Boosting Soft Q-Learning by Bounding
Jacob Adamczyk, Volodymyr Makarenko, Stas Tiomkin, Rahul V. Kulkarni
TL;DR
This work introduces a zero-shot framework to bound the optimal soft Q-function $Q^*(s,a)$ from any bounded value estimate in entropy-regularized RL, enabling double-sided bounds that facilitate clipping during training.

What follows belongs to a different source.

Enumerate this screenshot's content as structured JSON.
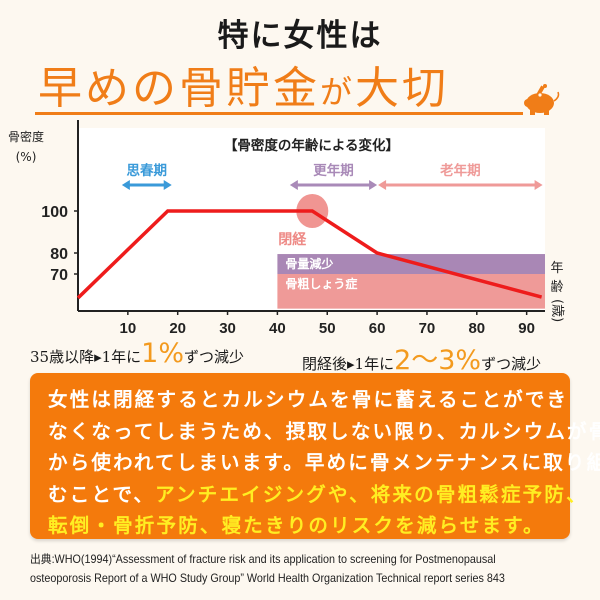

By deriving bounds from $V(s)=\frac{1}{\beta}\log \mathbb{E}_{a\sim\pi_0} e^{\beta Q(s,a)}$ and $\Delta(s,a)=r(s,a)+\gamma \mathbb{E}_{s'}V(s')-Q(s,a)$, the authors design a clipping mechanism that accelerates learning in both tabular and function-approximation settings, and prove convergence of the clipped Bellman operator to $Q^*$. The approach extends to continuous spaces via batch-extrema approximations and Lipschitz-based probabilistic bounds, with empirical validation showing faster convergence and robust training in diverse tasks. Overall, the bounds provide a principled way to reuse prior value information to tighten target estimates and improve data efficiency in value-based RL. Potential applications include tighter initializations, ensemble-based bound tightening, and integration with model-based or actor-critic methods to boost performance in real-world tasks.
Abstract
An agent's ability to leverage past experience is critical for efficiently solving new tasks. Prior work has focused on using value function estimates to obtain zero-shot approximations for solutions to a new task. In soft Q-learning, we show how any value function estimate can also be used to derive double-sided bounds on the optimal value function. The derived bounds lead to new approaches for boosting training performance which we validate experimentally. Notably, we find that the proposed framework suggests an alternative method for updating the Q-function, leading to boosted performance.